Dans le psaume responsorial, l’amour jaillit vraiment de tout le cœur, de tout l’âme, de toute la force du psalmiste : Dieu est le tout de sa vie, le protecteur, le sauveur, le libérateur, le défenseur, celui qui concède la victoire, celui qui est toujours fidèle :

Je t’aime, Seigneur, ma force : Seigneur, mon roc, ma forteresse, Dieu mon libérateur, le rocher qui m’abrite, mon bouclier, mon fort, mon arme de victoire ! Louange à Dieu ! Quand je fais appel au Seigneur, je suis sauvé de tous mes ennemis. Vive le Seigneur ! Béni soit mon Rocher ! Qu’il triomphe, le Dieu de ma victoire ! Il donne à son roi de grandes victoires, il se montre fidèle à son Messie.

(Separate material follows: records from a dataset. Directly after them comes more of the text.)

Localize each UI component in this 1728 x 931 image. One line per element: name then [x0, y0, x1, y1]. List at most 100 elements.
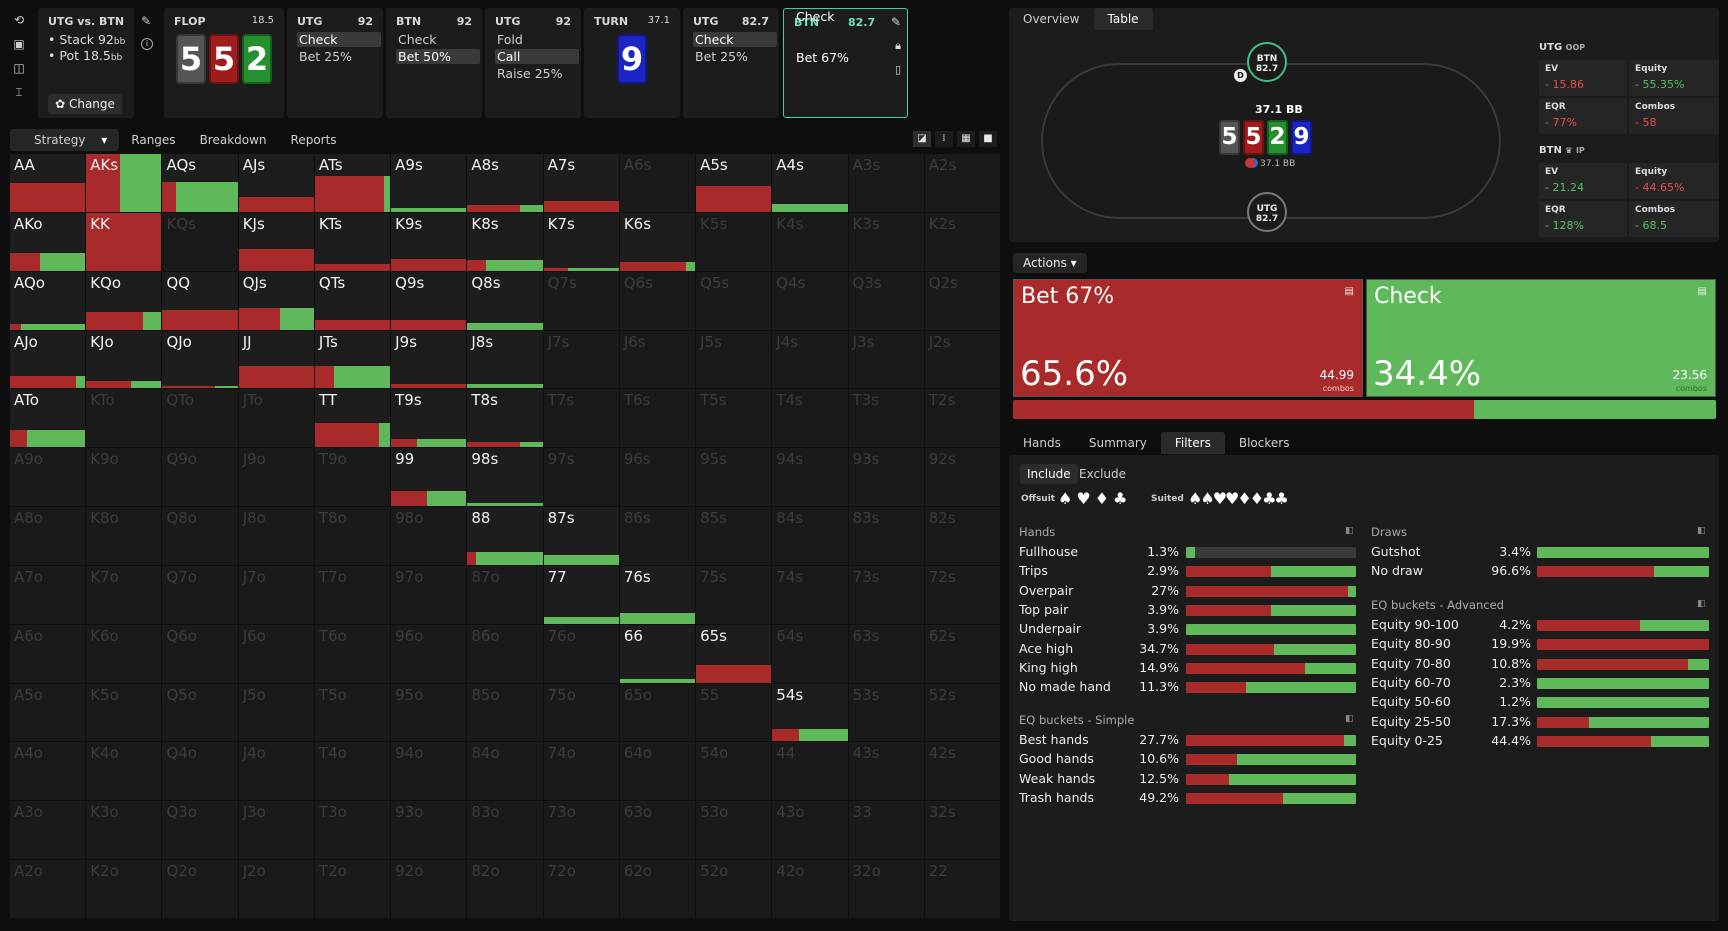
hand-cell[interactable]: 33	[848, 801, 924, 860]
hand-cell[interactable]: Q7o	[162, 565, 238, 624]
tab-table[interactable]: Table	[1093, 8, 1153, 30]
hand-cell[interactable]: 52o	[696, 860, 772, 918]
hand-cell[interactable]: 43s	[848, 742, 924, 801]
hand-cell[interactable]: 65s	[696, 624, 772, 683]
tab-filters[interactable]: Filters	[1160, 432, 1225, 454]
hand-cell[interactable]: 43o	[772, 801, 848, 860]
hand-cell[interactable]: Q5s	[696, 271, 772, 330]
hand-cell[interactable]: J4o	[238, 742, 314, 801]
hand-cell[interactable]: Q4o	[162, 742, 238, 801]
hand-cell[interactable]: T9o	[314, 448, 391, 507]
hand-cell[interactable]: AKo	[10, 212, 86, 271]
compact-view-icon[interactable]: ⁞	[935, 131, 953, 147]
history-line[interactable]: Check	[297, 32, 381, 47]
hand-cell[interactable]: Q4s	[772, 271, 848, 330]
hand-cell[interactable]: A3o	[10, 801, 86, 860]
hand-cell[interactable]: K3o	[86, 801, 162, 860]
hand-cell[interactable]: JJ	[238, 330, 314, 389]
hand-cell[interactable]: 66	[619, 624, 696, 683]
hand-cell[interactable]: T5o	[314, 683, 391, 742]
tab-strategy[interactable]: Strategy ▾	[10, 129, 120, 151]
history-line[interactable]: Bet 25%	[299, 49, 352, 64]
hand-cell[interactable]: A2s	[924, 154, 1000, 212]
hand-cell[interactable]: A7o	[10, 565, 86, 624]
seat-utg[interactable]: UTG 82.7	[1247, 192, 1287, 232]
hand-cell[interactable]: AA	[10, 154, 86, 212]
filter-row[interactable]: Gutshot 3.4%	[1371, 544, 1709, 561]
hand-cell[interactable]: 95o	[391, 683, 467, 742]
collapse-icon[interactable]: ◧	[1697, 526, 1706, 536]
heart-icon[interactable]: ♥	[1076, 489, 1095, 508]
tab-overview[interactable]: Overview	[1023, 12, 1080, 26]
history-line[interactable]: Check	[693, 32, 777, 47]
hand-cell[interactable]: 54s	[772, 683, 848, 742]
hand-cell[interactable]: AJs	[238, 154, 314, 212]
filter-row[interactable]: Best hands 27.7%	[1019, 732, 1356, 749]
spade-pair-icon[interactable]: ♠♠	[1188, 489, 1215, 508]
hand-cell[interactable]: K9o	[86, 448, 162, 507]
history-line[interactable]: Check	[796, 9, 835, 24]
hand-cell[interactable]: Q9o	[162, 448, 238, 507]
hand-cell[interactable]: 87s	[543, 507, 619, 565]
hand-cell[interactable]: Q3o	[162, 801, 238, 860]
club-pair-icon[interactable]: ♣♣	[1262, 489, 1289, 508]
filter-row[interactable]: Good hands 10.6%	[1019, 751, 1356, 768]
flop-panel[interactable]: FLOP 18.5 5 5 2	[164, 8, 284, 118]
hand-cell[interactable]: A8o	[10, 507, 86, 565]
hand-cell[interactable]: 95s	[696, 448, 772, 507]
hand-cell[interactable]: K4o	[86, 742, 162, 801]
hand-cell[interactable]: 74o	[543, 742, 619, 801]
tab-blockers[interactable]: Blockers	[1238, 436, 1290, 450]
tab-breakdown[interactable]: Breakdown	[199, 133, 267, 147]
grid-view-icon[interactable]: ▦	[957, 131, 975, 147]
hand-cell[interactable]: A5s	[696, 154, 772, 212]
hand-cell[interactable]: 83o	[467, 801, 543, 860]
hand-cell[interactable]: ATo	[10, 389, 86, 448]
hand-cell[interactable]: A4o	[10, 742, 86, 801]
hand-cell[interactable]: 93s	[848, 448, 924, 507]
hand-cell[interactable]: KQo	[86, 271, 162, 330]
hand-cell[interactable]: 62o	[619, 860, 696, 918]
hand-cell[interactable]: 96s	[619, 448, 696, 507]
hand-cell[interactable]: A2o	[10, 860, 86, 918]
hand-cell[interactable]: 84s	[772, 507, 848, 565]
hand-cell[interactable]: 97o	[391, 565, 467, 624]
history-line[interactable]: Fold	[497, 32, 523, 47]
hand-cell[interactable]: A6s	[619, 154, 696, 212]
filter-row[interactable]: Equity 25-50 17.3%	[1371, 714, 1709, 731]
hand-cell[interactable]: AKs	[86, 154, 162, 212]
history-utg-1[interactable]: UTG 92 Check Bet 25%	[287, 8, 383, 118]
hand-cell[interactable]: 76o	[543, 624, 619, 683]
hand-cell[interactable]: Q6o	[162, 624, 238, 683]
hand-cell[interactable]: K6s	[619, 212, 696, 271]
hand-cell[interactable]: 82s	[924, 507, 1000, 565]
hand-cell[interactable]: 94o	[391, 742, 467, 801]
hand-cell[interactable]: J9o	[238, 448, 314, 507]
hand-cell[interactable]: Q3s	[848, 271, 924, 330]
history-line[interactable]: Call	[495, 49, 579, 64]
hand-cell[interactable]: A3s	[848, 154, 924, 212]
hand-cell[interactable]: J6o	[238, 624, 314, 683]
hand-cell[interactable]: K7s	[543, 212, 619, 271]
hand-cell[interactable]: K9s	[391, 212, 467, 271]
filter-row[interactable]: Weak hands 12.5%	[1019, 771, 1356, 788]
hand-cell[interactable]: K8o	[86, 507, 162, 565]
hand-cell[interactable]: KTs	[314, 212, 391, 271]
tab-summary[interactable]: Summary	[1088, 436, 1147, 450]
hand-cell[interactable]: A9s	[391, 154, 467, 212]
hand-cell[interactable]: TT	[314, 389, 391, 448]
hand-cell[interactable]: 76s	[619, 565, 696, 624]
hand-cell[interactable]: 65o	[619, 683, 696, 742]
hand-cell[interactable]: 92s	[924, 448, 1000, 507]
hand-cell[interactable]: 32s	[924, 801, 1000, 860]
hand-cell[interactable]: K3s	[848, 212, 924, 271]
hand-cell[interactable]: Q8s	[467, 271, 543, 330]
seat-btn[interactable]: BTN 82.7	[1247, 42, 1287, 82]
hand-cell[interactable]: 44	[772, 742, 848, 801]
hand-cell[interactable]: T9s	[391, 389, 467, 448]
gamepad-icon[interactable]: ◫	[13, 61, 25, 75]
hand-cell[interactable]: 63o	[619, 801, 696, 860]
history-btn-active[interactable]: BTN 82.7 Check Bet 67% ✎ 🔒︎ ▯	[783, 8, 908, 118]
collapse-icon[interactable]: ◧	[1697, 599, 1706, 609]
filter-row[interactable]: Trips 2.9%	[1019, 563, 1356, 580]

Dans l’Ancien Testament déjà, Dieu nous commandait de l’aimer avec tout ce que nous sommes, mais cet amour n’est rendu possible que parce qu’il nous a aimés le premier, qu’il nous aime depuis toujours et qu’il nous aimera toujours. Et c’est parce qu’il nous aime qu’il a envoyé son Fils, l’Aimé, comme médiateur de la nouvelle alliance : Jésus est la mesure de l’amour du Père.

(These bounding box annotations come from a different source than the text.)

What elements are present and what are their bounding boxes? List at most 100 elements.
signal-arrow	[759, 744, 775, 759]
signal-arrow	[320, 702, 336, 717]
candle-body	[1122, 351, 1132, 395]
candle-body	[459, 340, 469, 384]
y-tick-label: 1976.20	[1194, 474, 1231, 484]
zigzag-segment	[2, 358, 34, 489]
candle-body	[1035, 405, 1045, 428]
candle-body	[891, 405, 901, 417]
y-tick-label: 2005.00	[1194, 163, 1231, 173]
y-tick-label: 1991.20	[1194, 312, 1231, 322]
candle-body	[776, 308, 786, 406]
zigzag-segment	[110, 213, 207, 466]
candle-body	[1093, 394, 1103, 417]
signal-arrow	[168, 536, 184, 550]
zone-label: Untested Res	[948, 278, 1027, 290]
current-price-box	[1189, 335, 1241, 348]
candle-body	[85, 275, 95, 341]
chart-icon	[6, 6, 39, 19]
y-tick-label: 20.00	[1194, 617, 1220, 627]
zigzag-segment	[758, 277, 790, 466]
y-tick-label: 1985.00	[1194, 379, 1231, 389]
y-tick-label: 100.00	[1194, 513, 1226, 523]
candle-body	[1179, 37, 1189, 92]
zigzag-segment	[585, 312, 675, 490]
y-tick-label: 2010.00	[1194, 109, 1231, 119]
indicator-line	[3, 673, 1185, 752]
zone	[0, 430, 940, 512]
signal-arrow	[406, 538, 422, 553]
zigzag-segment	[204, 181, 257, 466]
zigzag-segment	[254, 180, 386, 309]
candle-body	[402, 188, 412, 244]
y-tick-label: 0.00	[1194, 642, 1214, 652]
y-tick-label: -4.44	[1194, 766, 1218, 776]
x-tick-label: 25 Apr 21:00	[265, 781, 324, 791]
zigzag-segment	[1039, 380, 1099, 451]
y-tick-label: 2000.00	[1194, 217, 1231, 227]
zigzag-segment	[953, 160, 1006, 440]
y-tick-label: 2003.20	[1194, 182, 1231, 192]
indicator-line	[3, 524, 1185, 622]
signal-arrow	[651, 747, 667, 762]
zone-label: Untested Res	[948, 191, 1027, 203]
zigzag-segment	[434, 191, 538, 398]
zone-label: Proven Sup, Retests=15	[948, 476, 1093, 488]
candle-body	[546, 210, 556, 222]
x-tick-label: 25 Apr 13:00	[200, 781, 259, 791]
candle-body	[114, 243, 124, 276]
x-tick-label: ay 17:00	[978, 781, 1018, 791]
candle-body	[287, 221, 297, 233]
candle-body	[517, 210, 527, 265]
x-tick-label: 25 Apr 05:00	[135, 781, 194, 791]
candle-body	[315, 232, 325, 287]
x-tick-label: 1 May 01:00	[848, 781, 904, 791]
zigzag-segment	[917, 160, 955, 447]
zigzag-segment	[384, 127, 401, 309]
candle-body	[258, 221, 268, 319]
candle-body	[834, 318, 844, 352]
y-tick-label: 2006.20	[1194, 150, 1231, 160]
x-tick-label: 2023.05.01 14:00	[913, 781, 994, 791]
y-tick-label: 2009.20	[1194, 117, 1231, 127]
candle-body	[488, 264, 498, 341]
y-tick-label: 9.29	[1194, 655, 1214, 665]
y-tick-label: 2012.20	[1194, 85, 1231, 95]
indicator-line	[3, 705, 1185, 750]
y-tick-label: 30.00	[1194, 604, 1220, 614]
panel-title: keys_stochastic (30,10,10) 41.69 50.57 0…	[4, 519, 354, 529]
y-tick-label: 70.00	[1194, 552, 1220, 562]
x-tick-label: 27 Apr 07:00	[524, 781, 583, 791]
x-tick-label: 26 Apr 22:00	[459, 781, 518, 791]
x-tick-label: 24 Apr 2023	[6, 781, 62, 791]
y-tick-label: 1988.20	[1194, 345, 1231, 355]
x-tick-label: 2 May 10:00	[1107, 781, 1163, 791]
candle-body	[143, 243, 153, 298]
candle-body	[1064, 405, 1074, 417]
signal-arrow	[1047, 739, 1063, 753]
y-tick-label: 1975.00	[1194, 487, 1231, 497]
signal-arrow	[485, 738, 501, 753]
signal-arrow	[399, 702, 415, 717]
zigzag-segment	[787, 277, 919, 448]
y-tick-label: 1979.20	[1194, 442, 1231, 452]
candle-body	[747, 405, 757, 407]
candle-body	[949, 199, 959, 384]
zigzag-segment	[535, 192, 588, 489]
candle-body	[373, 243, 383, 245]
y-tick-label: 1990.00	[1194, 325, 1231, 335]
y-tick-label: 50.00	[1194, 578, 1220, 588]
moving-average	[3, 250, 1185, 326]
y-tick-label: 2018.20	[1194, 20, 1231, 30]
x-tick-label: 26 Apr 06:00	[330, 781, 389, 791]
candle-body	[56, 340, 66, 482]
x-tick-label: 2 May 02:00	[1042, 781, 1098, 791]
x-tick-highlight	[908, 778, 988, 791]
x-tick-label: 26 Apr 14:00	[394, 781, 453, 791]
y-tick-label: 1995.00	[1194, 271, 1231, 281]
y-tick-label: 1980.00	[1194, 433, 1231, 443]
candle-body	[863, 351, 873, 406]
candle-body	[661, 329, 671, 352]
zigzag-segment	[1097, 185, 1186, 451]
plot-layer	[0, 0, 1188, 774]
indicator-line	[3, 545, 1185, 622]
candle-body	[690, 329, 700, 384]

Le Christ est l'unique médiateur entre Dieu et les hommes : “ Car Dieu est unique, unique aussi le médiateur entre Dieu et les hommes, le Christ Jésus, homme lui-même, qui s'est livré en rançon pour tous. Tel est le témoignage rendu aux temps marqués et dont j'ai été établi, moi, héraut et apôtre — je dis vrai, je ne mens pas —, docteur des païens, dans la foi et la vérité ” (1 Tm 2, 5-7 ; cf. He 4, 14-16). Les hommes ne peuvent donc entrer en communion avec Dieu que par le Christ, sous l'action de l'Esprit. Sa médiation unique et universelle, loin d'être un obstacle sur le chemin qui conduit à Dieu, est la voie tracée par Dieu lui-même, et le Christ en a pleine conscience. Le concours de médiations de types et d'ordres divers n'est pas exclu, mais celles-ci tirent leur sens et leur valeur uniquement de celle du Christ, et elles ne peuvent être considérées comme parallèles ou complémentaires (Jean-Paul II, Redemptoris Missio 5 - 7 décembre 1990).

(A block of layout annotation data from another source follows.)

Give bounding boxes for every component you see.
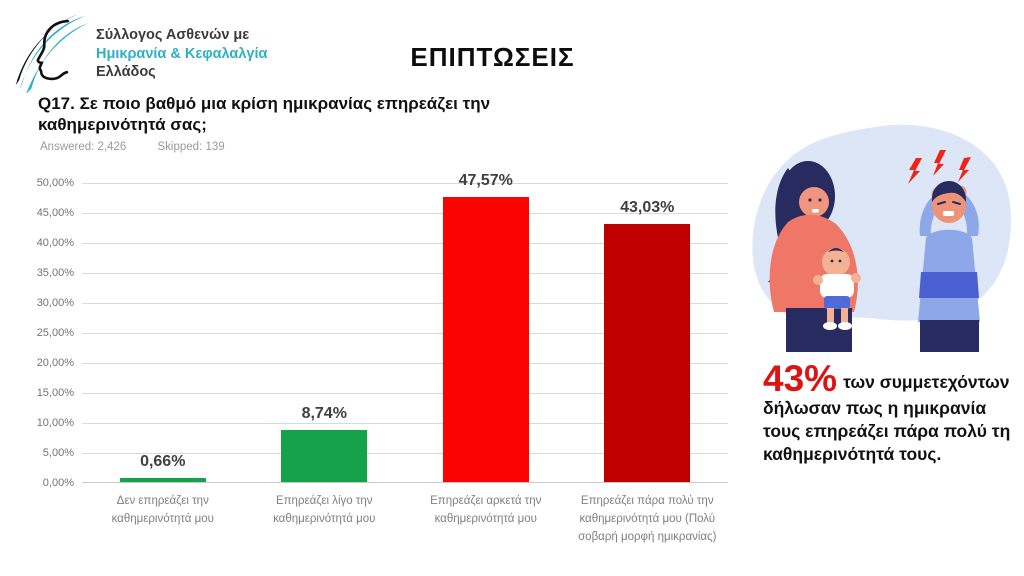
y-axis-tick-label: 0,00% [42, 477, 74, 489]
y-axis-tick-label: 45,00% [36, 207, 74, 219]
category-label: Δεν επηρεάζει την καθημερινότητά μου [111, 495, 214, 525]
bar-2 [281, 429, 368, 482]
question-text: Q17. Σε ποιο βαθμό μια κρίση ημικρανίας … [38, 94, 491, 135]
man-figure [908, 150, 980, 352]
y-axis-tick-label: 10,00% [36, 417, 74, 429]
gridline [82, 423, 728, 424]
y-axis-tick-label: 30,00% [36, 297, 74, 309]
gridline [82, 393, 728, 394]
page-title: ΕΠΙΠΤΩΣΕΙΣ [410, 42, 575, 72]
bar-1 [119, 478, 206, 482]
gridline [82, 453, 728, 454]
gridline [82, 363, 728, 364]
y-axis-tick-label: 40,00% [36, 237, 74, 249]
y-axis-tick-label: 20,00% [36, 357, 74, 369]
woman-figure [768, 161, 861, 352]
callout-text: 43% των συμμετεχόντων δήλωσαν πως η ημικρ… [763, 360, 1011, 466]
bar-4 [604, 223, 691, 482]
gridline [82, 213, 728, 214]
gridline [82, 243, 728, 244]
chart-plot-area: 0,66% 8,74% 47,57% 43,03% [82, 172, 728, 483]
category-label: Επηρεάζει πάρα πολύ την καθημερινότητά μ… [578, 495, 717, 543]
bar-3 [442, 196, 529, 482]
headache-family-illustration [752, 124, 1011, 352]
baby-figure [813, 248, 861, 330]
bar-value-label: 43,03% [620, 198, 675, 216]
category-label: Επηρεάζει λίγο την καθημερινότητά μου [273, 495, 376, 525]
y-axis-tick-label: 50,00% [36, 177, 74, 189]
logo-line-1: Σύλλογος Ασθενών με [96, 27, 250, 44]
gridline [82, 333, 728, 334]
gridline [82, 183, 728, 184]
logo-line-3: Ελλάδος [96, 64, 156, 81]
org-logo: Σύλλογος Ασθενών με Ημικρανία & Κεφαλαλγ… [14, 8, 274, 100]
face-profile-logo-icon [15, 14, 89, 94]
headache-lightning-icon [908, 150, 971, 184]
answered-count: Answered: 2,426 [40, 141, 127, 153]
y-axis-tick-label: 5,00% [42, 447, 74, 459]
response-stats: Answered: 2,426 Skipped: 139 [40, 141, 253, 153]
bar-value-label: 47,57% [458, 171, 513, 189]
chart-category-axis: Δεν επηρεάζει την καθημερινότητά μου Επηρ… [82, 493, 728, 546]
bar-value-label: 0,66% [140, 453, 186, 471]
y-axis-tick-label: 25,00% [36, 327, 74, 339]
logo-line-2: Ημικρανία & Κεφαλαλγία [96, 45, 268, 62]
gridline [82, 273, 728, 274]
callout-stat: 43% [763, 358, 838, 399]
callout-body: των συμμετεχόντων δήλωσαν πως η ημικρανί… [763, 372, 1011, 465]
y-axis-tick-label: 15,00% [36, 387, 74, 399]
gridline [82, 303, 728, 304]
bar-chart: 0,66% 8,74% 47,57% 43,03% Δεν επηρεάζει την… [30, 172, 730, 562]
bar-value-label: 8,74% [301, 404, 347, 422]
y-axis-tick-label: 35,00% [36, 267, 74, 279]
category-label: Επηρεάζει αρκετά την καθημερινότητά μου [430, 495, 542, 525]
skipped-count: Skipped: 139 [157, 141, 225, 153]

Prêtre et victime, Il n’a pas besoin, comme les autres grands prêtres, d’offrir chaque jour des sacrifices, d’abord pour ses péchés personnels, puis pour ceux du peuple ; cela, il l’a fait une fois pour toutes en s’offrant lui-même. Les antiques médiations ont été abolies : par son sacrifice, il est capable de sauver d’une manière définitive ceux qui par lui s’avancent vers Dieu :

Frères, dans l’ancienne Alliance, un grand nombre de prêtres se sont succédés parce que la mort les empêchait de rester en fonction. Jésus, lui, parce qu’il demeure pour l’éternité, possède un sacerdoce qui ne passe pas. C’est pourquoi il est capable de sauver d’une manière définitive ceux qui par lui s’avancent vers Dieu, car il est toujours vivant pour intercéder en leur faveur. C’est bien le grand prêtre qu’il nous fallait : saint, innocent, immaculé ; séparé maintenant des pécheurs, il est désormais plus haut que les cieux. Il n’a pas besoin, comme les autres grands prêtres, d’offrir chaque jour des sacrifices, d’abord pour ses péchés personnels, puis pour ceux du peuple ; cela, il l’a fait une fois pour toutes en s’offrant lui-même. La loi de Moïse établit comme grands prêtres des hommes remplis de faiblesse ; mais la parole du serment divin, qui vient après la Loi, établit comme grand prêtre le Fils, conduit pour l’éternité à sa perfection.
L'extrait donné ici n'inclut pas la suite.